Synthesis, X-ray structure and cytotoxicity evaluation of carbene-based gold(I) complexes of selenones

Abstract

Abstract Gold(I)-carbene complexes containing a selenone ligand (L), [Au(IPr)(L)]PF6 {where, IPr = 1,3-Bis(2,6-di-isopropylphenyl)imidazol-2-ylidene and L = N-i-propyl-1,3-imidazolidine-2-selenone, i-PrImSe (1), 1,3-diazinane-2-selenone, DiazSe (2), N-methyl-1,3-diazinane-2-selenone, MeDiazSe (3), 5-hydroxy-1,3-diazinane-2-selenone, HO-DiazSe (4) and 1,3-diazepane-2-selenone, DiapSe (5)} were synthesized using [Au(IPr)Cl] (0) and selenones.

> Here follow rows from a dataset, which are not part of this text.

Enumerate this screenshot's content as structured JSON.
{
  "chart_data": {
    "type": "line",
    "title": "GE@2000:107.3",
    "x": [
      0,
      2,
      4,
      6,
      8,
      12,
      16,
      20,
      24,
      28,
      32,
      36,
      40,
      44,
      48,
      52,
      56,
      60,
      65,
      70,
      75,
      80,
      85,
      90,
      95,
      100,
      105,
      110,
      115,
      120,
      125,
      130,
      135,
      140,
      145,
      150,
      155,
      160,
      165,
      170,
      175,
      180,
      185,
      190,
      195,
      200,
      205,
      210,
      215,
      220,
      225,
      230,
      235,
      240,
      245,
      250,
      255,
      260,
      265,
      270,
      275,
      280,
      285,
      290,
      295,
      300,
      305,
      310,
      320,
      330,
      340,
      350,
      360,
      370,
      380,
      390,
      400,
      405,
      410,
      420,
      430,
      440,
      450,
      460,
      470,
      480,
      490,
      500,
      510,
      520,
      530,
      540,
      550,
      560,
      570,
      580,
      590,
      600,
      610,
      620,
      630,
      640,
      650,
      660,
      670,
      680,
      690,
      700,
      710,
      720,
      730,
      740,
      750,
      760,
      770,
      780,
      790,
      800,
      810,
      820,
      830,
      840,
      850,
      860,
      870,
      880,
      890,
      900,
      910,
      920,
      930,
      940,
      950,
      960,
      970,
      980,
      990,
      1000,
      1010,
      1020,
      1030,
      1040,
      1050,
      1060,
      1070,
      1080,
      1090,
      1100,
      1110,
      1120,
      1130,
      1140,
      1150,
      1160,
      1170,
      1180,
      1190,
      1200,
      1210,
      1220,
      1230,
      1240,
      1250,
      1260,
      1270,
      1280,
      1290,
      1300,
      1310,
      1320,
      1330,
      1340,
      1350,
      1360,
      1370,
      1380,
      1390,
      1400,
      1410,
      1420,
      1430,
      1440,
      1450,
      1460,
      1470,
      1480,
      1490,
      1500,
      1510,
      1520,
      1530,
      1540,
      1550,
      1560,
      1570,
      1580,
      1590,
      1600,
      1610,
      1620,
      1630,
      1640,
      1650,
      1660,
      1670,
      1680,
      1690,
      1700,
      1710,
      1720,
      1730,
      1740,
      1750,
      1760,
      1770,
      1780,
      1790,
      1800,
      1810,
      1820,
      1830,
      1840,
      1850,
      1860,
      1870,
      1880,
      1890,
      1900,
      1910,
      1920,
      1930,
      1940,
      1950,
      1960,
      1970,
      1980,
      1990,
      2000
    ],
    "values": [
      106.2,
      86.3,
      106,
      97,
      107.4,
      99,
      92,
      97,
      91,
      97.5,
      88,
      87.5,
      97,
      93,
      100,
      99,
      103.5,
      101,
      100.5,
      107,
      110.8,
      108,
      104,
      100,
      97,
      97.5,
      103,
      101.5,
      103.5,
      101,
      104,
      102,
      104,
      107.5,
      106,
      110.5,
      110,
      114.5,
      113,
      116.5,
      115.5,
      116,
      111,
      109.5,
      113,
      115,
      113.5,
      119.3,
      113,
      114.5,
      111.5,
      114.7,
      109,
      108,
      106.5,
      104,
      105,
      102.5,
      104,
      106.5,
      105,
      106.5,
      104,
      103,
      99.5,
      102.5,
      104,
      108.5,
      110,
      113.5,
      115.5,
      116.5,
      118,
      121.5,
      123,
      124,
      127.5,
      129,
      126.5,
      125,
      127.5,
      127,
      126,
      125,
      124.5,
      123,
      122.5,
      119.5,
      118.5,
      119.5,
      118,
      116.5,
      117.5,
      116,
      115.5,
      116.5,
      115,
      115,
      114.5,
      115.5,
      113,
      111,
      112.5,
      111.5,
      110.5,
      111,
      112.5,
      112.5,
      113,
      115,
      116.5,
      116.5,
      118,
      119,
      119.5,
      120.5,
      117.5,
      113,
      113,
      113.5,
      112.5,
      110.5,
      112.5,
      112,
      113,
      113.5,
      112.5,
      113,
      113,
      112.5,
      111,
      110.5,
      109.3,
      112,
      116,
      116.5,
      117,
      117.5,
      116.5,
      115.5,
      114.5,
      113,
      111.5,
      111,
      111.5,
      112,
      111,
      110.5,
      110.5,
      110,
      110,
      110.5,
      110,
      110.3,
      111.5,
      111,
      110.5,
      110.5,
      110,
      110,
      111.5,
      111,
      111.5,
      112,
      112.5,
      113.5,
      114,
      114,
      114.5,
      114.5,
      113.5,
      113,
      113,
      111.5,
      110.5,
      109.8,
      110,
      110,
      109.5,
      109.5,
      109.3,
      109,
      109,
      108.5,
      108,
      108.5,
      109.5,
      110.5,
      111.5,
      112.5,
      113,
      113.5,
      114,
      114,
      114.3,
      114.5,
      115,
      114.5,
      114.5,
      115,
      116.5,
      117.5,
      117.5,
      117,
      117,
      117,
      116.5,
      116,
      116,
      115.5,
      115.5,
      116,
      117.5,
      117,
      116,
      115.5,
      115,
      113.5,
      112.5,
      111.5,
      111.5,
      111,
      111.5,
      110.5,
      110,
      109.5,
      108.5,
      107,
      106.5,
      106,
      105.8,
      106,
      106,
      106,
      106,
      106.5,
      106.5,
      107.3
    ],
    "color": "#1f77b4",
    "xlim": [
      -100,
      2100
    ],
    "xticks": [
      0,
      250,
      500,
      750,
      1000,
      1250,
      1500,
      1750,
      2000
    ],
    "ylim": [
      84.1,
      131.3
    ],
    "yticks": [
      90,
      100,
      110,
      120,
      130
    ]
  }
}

The complexes (1–5) were characterized by elemental analysis, IR and NMR (1H, 13C & 77Se) spectroscopy. The crystal structure of complex 1 was determined by single crystal X-ray diffraction technique and the analysis reveals that the complex exhibits a distorted linear geometry around gold(I) atom. In vitro cytotoxic assays of the complexes were performed on three human cancer cell lines; HCT15 (colon cancer), A549 (lung cancer) and MCF7 (breast adenocarcinoma). Complexes 1 and 3 exhibited greater activities against HCT15 cells compared to the other complexes (2, 4 and 5). All complexes exhibited moderate to high IC50 values (less active) against A549 and MCF7 cell lines with respect to cisplatin. Molecular docking studies showed the potential inhibitory capacity of the gold complexes towards DNA topoisomerase 1 with complex 1 having the highest binding affinity with a score of −38.68. The distance between the gold atom in the complex and the oxygen atom of the carbonyl group of thymine was measured for all complexes. Complex 4 had the shortest bond distance of 3.64 A, while complex 5 had the longest one of 6.89 A.